I'm not trying to completely destroy your efforts. I just think as much thought as you've given this, it's all theoretical and contains a few too many assumptions on the input and output. This is not necessarily a bad thing. You've got to start somewhere.

By all means, work to prove me wrong!

My primary assumptions about the input is that human formatted text is interpretable by a program wherein the programmer can pose high-level human questions about the text. Questions that ought lead to similar judgment as our subconscious evaluation of the text does.

If I can recognize a series of indented lines, mostly with non-sentence finishing punctuation at the end, and a dash fronting (likely also non-proper-sentence) line at the end, as a poem... so ought a program be able to do so, if upon encountering an indented or an unorthodoxly short/terminated line, it can check ahead to see what follows.

Definitely the eventual totality of rules is certain to be more complicated than one can readily wrap one's mind around--but with some flow-charting and sensibly layered code, I think it an achievable goal.
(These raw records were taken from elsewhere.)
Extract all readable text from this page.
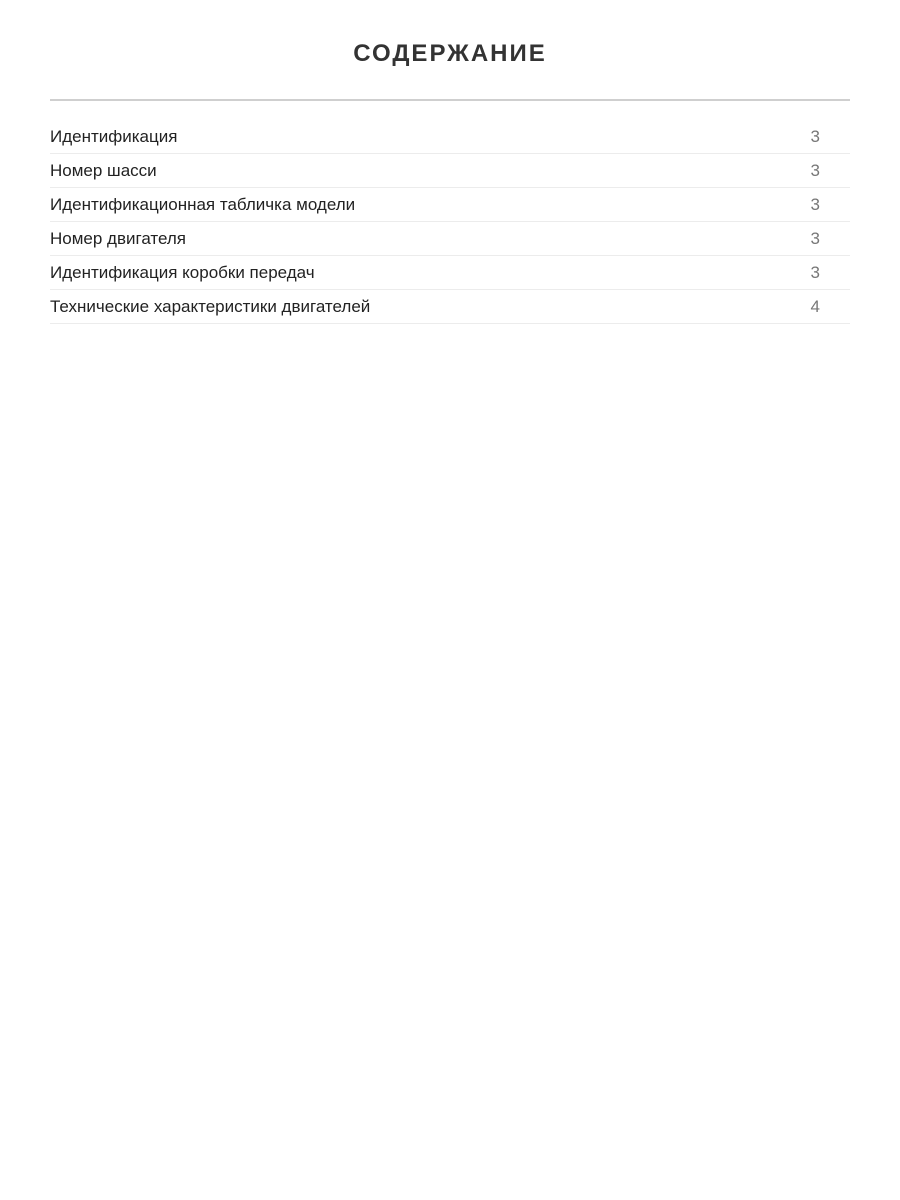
СОДЕРЖАНИЕ
Идентификация	3
Номер шасси	3
Идентификационная табличка модели	3
Номер двигателя	3
Идентификация коробки передач	3
Технические характеристики двигателей	4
I appreciate your comments, Sabardeyn! And will let you know how/whether I manage to make progress.

- Ahi

P.s.: In brief, my approach is still primarily about matching the form of the text (as opposed to trying to discern or divine its semantic significance), but in more sophisticated ways than usual--the biggest thing, in my mind, being the ability to look up previous/next/nearby words, sentences, paragraphs and evaluate them... and then based on the findings potentially reevaluate the current chunk of text being examined.